In [2]:
import fitz 
from langchain.text_splitter import RecursiveCharacterTextSplitter


In [3]:
def load_pdf(file_name):
    doc = fitz.open(file_name)
    text = ""
    for page in doc:
        text += page.get_text()
    return text

def split_text(text, chunk_size=500, chunk_overlap=100):
    splitter = RecursiveCharacterTextSplitter(chunk_size=chunk_size, chunk_overlap=chunk_overlap)
    return splitter.split_text(text)

In [6]:
import os

pdf_path = "ML.pdf"
if not os.path.exists(pdf_path):
    print("❌ PDF not found. Make sure ML.pdf is in the same folder as this script.")
else:
    print("✅ PDF file found. Proceeding...")

✅ PDF file found.
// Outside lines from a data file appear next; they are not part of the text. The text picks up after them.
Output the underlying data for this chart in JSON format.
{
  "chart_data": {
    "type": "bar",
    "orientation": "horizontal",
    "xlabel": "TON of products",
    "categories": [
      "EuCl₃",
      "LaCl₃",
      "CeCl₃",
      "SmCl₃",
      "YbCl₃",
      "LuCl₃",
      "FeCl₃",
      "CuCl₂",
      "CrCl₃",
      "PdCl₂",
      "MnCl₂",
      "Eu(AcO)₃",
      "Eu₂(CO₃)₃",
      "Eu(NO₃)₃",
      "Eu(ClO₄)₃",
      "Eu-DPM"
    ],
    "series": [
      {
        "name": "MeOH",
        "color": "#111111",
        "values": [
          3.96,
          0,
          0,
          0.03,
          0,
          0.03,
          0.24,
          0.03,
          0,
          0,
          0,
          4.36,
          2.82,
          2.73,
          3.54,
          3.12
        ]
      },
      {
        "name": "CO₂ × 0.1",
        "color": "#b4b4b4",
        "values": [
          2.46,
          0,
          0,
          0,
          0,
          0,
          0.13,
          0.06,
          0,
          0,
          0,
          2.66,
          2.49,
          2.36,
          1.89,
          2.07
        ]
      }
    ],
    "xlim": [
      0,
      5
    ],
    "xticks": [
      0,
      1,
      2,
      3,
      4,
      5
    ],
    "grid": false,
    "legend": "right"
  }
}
Proceeding...


In [7]:
from sentence_transformers import SentenceTransformer

embedding_model = SentenceTransformer('all-MiniLM-L6-v2')

def get_embeddings(chunks):
    return embedding_model.encode(chunks, convert_to_tensor=True)


In [8]:
import chromadb
from chromadb.config import Settings

client = chromadb.Client(Settings(persist_directory="./chroma_db", anonymized_telemetry=False))
collection = client.get_or_create_collection(name="notes")
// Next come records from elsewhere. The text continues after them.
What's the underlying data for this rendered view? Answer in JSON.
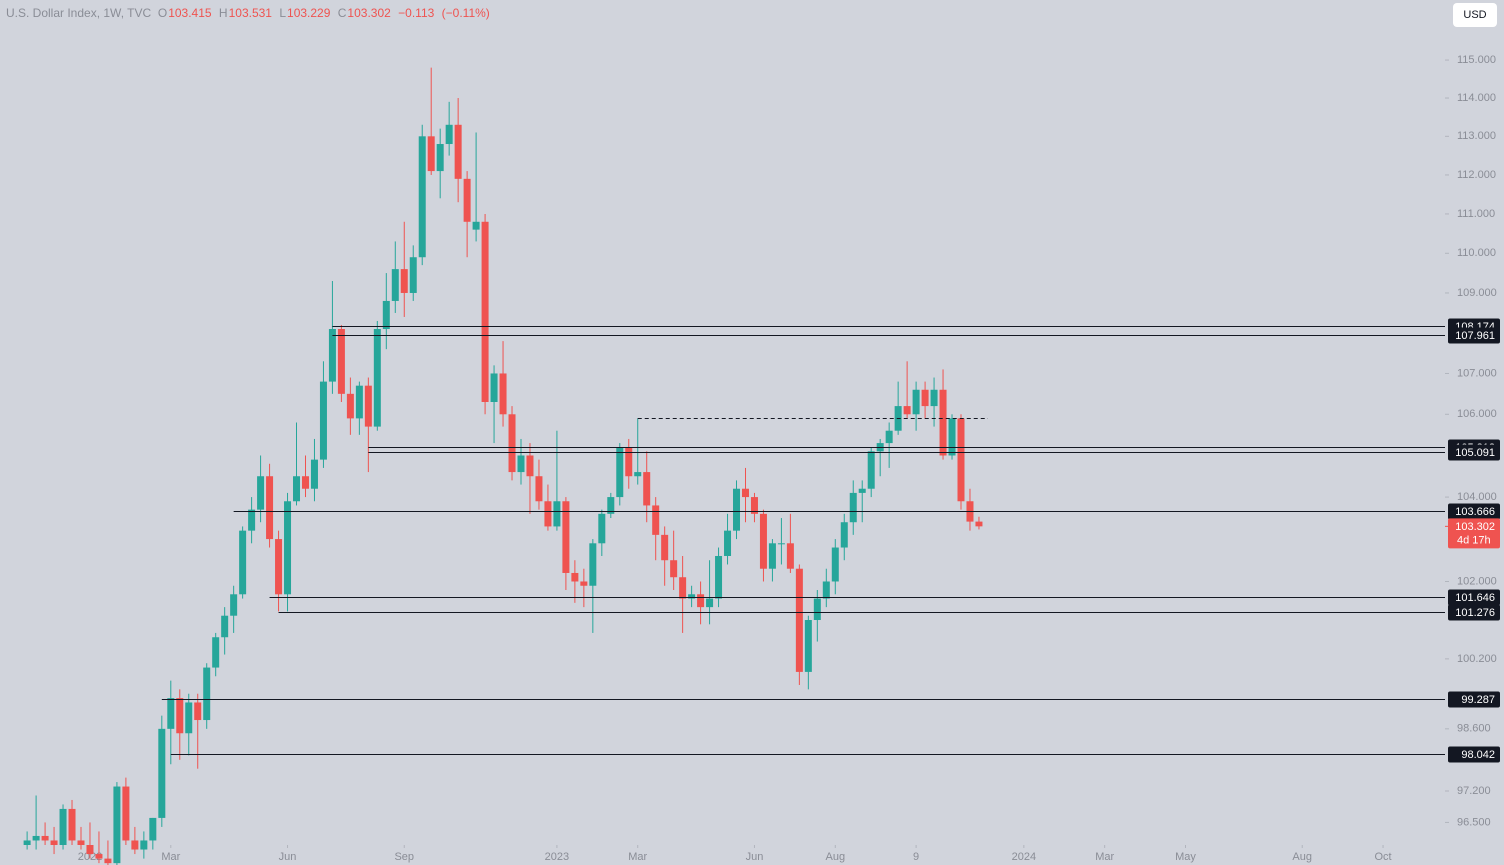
{
  "chart_data": {
    "type": "candlestick",
    "title": "U.S. Dollar Index, 1W, TVC",
    "ohlc_keys": [
      "O",
      "H",
      "L",
      "C"
    ],
    "change": "−0.113",
    "change_pct": "(−0.11%)",
    "currency": "USD",
    "countdown": "4d 17h",
    "log_scale": true,
    "up_color": "#26a69a",
    "down_color": "#ef5350",
    "xlim": [
      -10.02,
      150.9
    ],
    "xticks": [
      {
        "value": 0,
        "label": "2022"
      },
      {
        "value": 9,
        "label": "Mar"
      },
      {
        "value": 22,
        "label": "Jun"
      },
      {
        "value": 35,
        "label": "Sep"
      },
      {
        "value": 52,
        "label": "2023"
      },
      {
        "value": 61,
        "label": "Mar"
      },
      {
        "value": 74,
        "label": "Jun"
      },
      {
        "value": 83,
        "label": "Aug"
      },
      {
        "value": 92,
        "label": "9"
      },
      {
        "value": 104,
        "label": "2024"
      },
      {
        "value": 113,
        "label": "Mar"
      },
      {
        "value": 122,
        "label": "May"
      },
      {
        "value": 135,
        "label": "Aug"
      },
      {
        "value": 144,
        "label": "Oct"
      }
    ],
    "ylim": [
      96.0,
      116.6
    ],
    "yticks": [
      {
        "value": 115,
        "label": "115.000"
      },
      {
        "value": 114,
        "label": "114.000"
      },
      {
        "value": 113,
        "label": "113.000"
      },
      {
        "value": 112,
        "label": "112.000"
      },
      {
        "value": 111,
        "label": "111.000"
      },
      {
        "value": 110,
        "label": "110.000"
      },
      {
        "value": 109,
        "label": "109.000"
      },
      {
        "value": 107,
        "label": "107.000"
      },
      {
        "value": 106,
        "label": "106.000"
      },
      {
        "value": 104,
        "label": "104.000"
      },
      {
        "value": 102,
        "label": "102.000"
      },
      {
        "value": 100.2,
        "label": "100.200"
      },
      {
        "value": 98.6,
        "label": "98.600"
      },
      {
        "value": 97.2,
        "label": "97.200"
      },
      {
        "value": 96.5,
        "label": "96.500"
      }
    ],
    "levels": [
      {
        "value": 108.174,
        "start": 27
      },
      {
        "value": 107.961,
        "start": 27
      },
      {
        "value": 105.212,
        "start": 31
      },
      {
        "value": 105.091,
        "start": 31
      },
      {
        "value": 103.666,
        "start": 16
      },
      {
        "value": 101.646,
        "start": 20
      },
      {
        "value": 101.276,
        "start": 21
      },
      {
        "value": 99.287,
        "start": 8
      },
      {
        "value": 98.042,
        "start": 9
      }
    ],
    "dashed_levels": [
      {
        "value": 105.9,
        "start": 61,
        "end": 100
      }
    ],
    "x": [
      -7,
      -6,
      -5,
      -4,
      -3,
      -2,
      -1,
      0,
      1,
      2,
      3,
      4,
      5,
      6,
      7,
      8,
      9,
      10,
      11,
      12,
      13,
      14,
      15,
      16,
      17,
      18,
      19,
      20,
      21,
      22,
      23,
      24,
      25,
      26,
      27,
      28,
      29,
      30,
      31,
      32,
      33,
      34,
      35,
      36,
      37,
      38,
      39,
      40,
      41,
      42,
      43,
      44,
      45,
      46,
      47,
      48,
      49,
      50,
      51,
      52,
      53,
      54,
      55,
      56,
      57,
      58,
      59,
      60,
      61,
      62,
      63,
      64,
      65,
      66,
      67,
      68,
      69,
      70,
      71,
      72,
      73,
      74,
      75,
      76,
      77,
      78,
      79,
      80,
      81,
      82,
      83,
      84,
      85,
      86,
      87,
      88,
      89,
      90,
      91,
      92,
      93,
      94,
      95,
      96,
      97,
      98,
      99
    ],
    "open": [
      96.0,
      96.1,
      96.2,
      96.1,
      96.0,
      96.8,
      96.1,
      96.0,
      95.8,
      95.7,
      95.6,
      97.3,
      96.1,
      95.9,
      96.1,
      96.6,
      98.6,
      99.3,
      98.5,
      99.2,
      98.8,
      100.0,
      100.7,
      101.2,
      101.7,
      103.2,
      103.7,
      104.5,
      103.0,
      101.7,
      103.9,
      104.5,
      104.2,
      104.9,
      106.8,
      108.1,
      106.5,
      105.9,
      106.7,
      105.7,
      108.1,
      108.8,
      109.6,
      109.0,
      109.9,
      113.0,
      112.1,
      112.8,
      113.3,
      111.9,
      110.6,
      110.8,
      106.3,
      107.0,
      106.0,
      104.6,
      105.0,
      104.5,
      103.9,
      103.3,
      103.9,
      102.2,
      102.0,
      101.9,
      102.9,
      103.6,
      104.0,
      105.2,
      104.5,
      104.6,
      103.8,
      103.1,
      102.5,
      102.1,
      101.6,
      101.7,
      101.4,
      101.6,
      102.6,
      103.2,
      104.2,
      104.0,
      103.6,
      102.3,
      102.9,
      102.9,
      102.3,
      99.9,
      101.1,
      101.6,
      102.0,
      102.8,
      103.4,
      104.1,
      104.2,
      105.1,
      105.3,
      105.6,
      106.2,
      106.0,
      106.6,
      106.2,
      106.6,
      105.0,
      105.9,
      103.9,
      103.415
    ],
    "high": [
      96.3,
      97.1,
      96.5,
      96.4,
      96.9,
      97.0,
      96.4,
      96.5,
      96.3,
      96.1,
      97.4,
      97.5,
      96.4,
      96.3,
      96.6,
      98.9,
      99.7,
      99.5,
      99.4,
      99.4,
      100.1,
      100.8,
      101.4,
      101.9,
      103.3,
      104.0,
      105.0,
      104.8,
      103.2,
      104.1,
      105.8,
      105.0,
      105.4,
      107.3,
      109.3,
      108.2,
      106.9,
      106.8,
      106.9,
      108.3,
      109.5,
      110.3,
      110.8,
      110.2,
      113.3,
      114.8,
      113.2,
      113.9,
      114.0,
      112.1,
      113.1,
      111.0,
      107.2,
      107.8,
      106.2,
      105.4,
      105.3,
      104.9,
      104.3,
      105.6,
      104.0,
      102.5,
      102.3,
      103.0,
      103.7,
      104.1,
      105.3,
      105.4,
      105.9,
      105.1,
      104.0,
      103.3,
      103.2,
      102.6,
      101.9,
      102.0,
      102.5,
      102.8,
      103.6,
      104.4,
      104.7,
      104.1,
      103.7,
      103.0,
      103.5,
      103.6,
      102.4,
      101.2,
      101.8,
      102.3,
      103.0,
      103.6,
      104.4,
      104.4,
      105.2,
      105.4,
      105.8,
      106.8,
      107.3,
      106.8,
      106.8,
      106.9,
      107.1,
      106.0,
      106.0,
      104.2,
      103.531
    ],
    "low": [
      95.9,
      95.9,
      96.0,
      95.8,
      95.9,
      96.0,
      95.9,
      95.7,
      95.6,
      95.5,
      95.5,
      96.0,
      95.8,
      95.7,
      95.9,
      96.4,
      97.8,
      97.9,
      98.0,
      97.7,
      98.6,
      99.8,
      100.3,
      100.8,
      101.6,
      102.9,
      103.4,
      102.8,
      101.3,
      101.3,
      103.8,
      104.0,
      103.9,
      104.7,
      106.5,
      106.3,
      105.5,
      105.5,
      104.6,
      105.6,
      107.6,
      108.5,
      108.4,
      108.8,
      109.7,
      112.0,
      111.4,
      112.5,
      111.3,
      109.9,
      110.3,
      106.0,
      105.3,
      105.7,
      104.4,
      104.3,
      103.6,
      103.7,
      103.2,
      103.2,
      101.8,
      101.5,
      101.4,
      100.8,
      102.6,
      103.5,
      103.8,
      104.2,
      104.3,
      103.4,
      102.5,
      101.9,
      101.8,
      100.8,
      101.4,
      101.0,
      101.0,
      101.4,
      102.4,
      103.0,
      103.4,
      103.4,
      102.0,
      102.0,
      102.4,
      102.2,
      99.6,
      99.5,
      100.6,
      101.4,
      101.7,
      102.5,
      103.1,
      103.4,
      104.0,
      104.5,
      104.7,
      105.5,
      105.9,
      105.6,
      105.9,
      105.7,
      104.9,
      104.9,
      103.7,
      103.2,
      103.229
    ],
    "close": [
      96.1,
      96.2,
      96.1,
      96.0,
      96.8,
      96.1,
      96.0,
      95.8,
      95.7,
      95.6,
      97.3,
      96.1,
      95.9,
      96.1,
      96.6,
      98.6,
      99.3,
      98.5,
      99.2,
      98.8,
      100.0,
      100.7,
      101.2,
      101.7,
      103.2,
      103.7,
      104.5,
      103.0,
      101.7,
      103.9,
      104.5,
      104.2,
      104.9,
      106.8,
      108.1,
      106.5,
      105.9,
      106.7,
      105.7,
      108.1,
      108.8,
      109.6,
      109.0,
      109.9,
      113.0,
      112.1,
      112.8,
      113.3,
      111.9,
      110.8,
      110.8,
      106.3,
      107.0,
      106.0,
      104.6,
      105.0,
      104.5,
      103.9,
      103.3,
      103.9,
      102.2,
      102.0,
      101.9,
      102.9,
      103.6,
      104.0,
      105.2,
      104.5,
      104.6,
      103.8,
      103.1,
      102.5,
      102.1,
      101.6,
      101.7,
      101.4,
      101.6,
      102.6,
      103.2,
      104.2,
      104.0,
      103.6,
      102.3,
      102.9,
      102.9,
      102.3,
      99.9,
      101.1,
      101.6,
      102.0,
      102.8,
      103.4,
      104.1,
      104.2,
      105.1,
      105.3,
      105.6,
      106.2,
      106.0,
      106.6,
      106.2,
      106.6,
      105.0,
      105.9,
      103.9,
      103.415,
      103.302
    ]
  }
}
def store_chunks_in_chromadb(chunks):
    for i, chunk in enumerate(chunks):
        collection.add(
            documents=[chunk],
            ids=[f"chunk_{i}"]
        )

In [9]:
def retrieve_relevant_chunks(query, top_k=3):
    query_embedding = embedding_model.encode(query).tolist()
    results = collection.query(
        query_embeddings=[query_embedding],
        n_results=top_k
    )
    return results['documents'][0]

In [10]:
import subprocess

def query_ollama(context, question):
    prompt = f"Context:\n{context}\n\nQuestion: {question}\nAnswer:"
    result = subprocess.run(["ollama", "run", "llama3", prompt], capture_output=True, text=True)
    return result.stdout.strip()

In [11]:
def ask_question_about_pdf(pdf_path, user_question):
    text = load_pdf(pdf_path)
    chunks = split_text(text)
    store_chunks_in_chromadb(chunks)
    relevant_chunks = retrieve_relevant_chunks(user_question)
    context = "\n".join(relevant_chunks)
    answer = query_ollama(context, user_question)
    return answer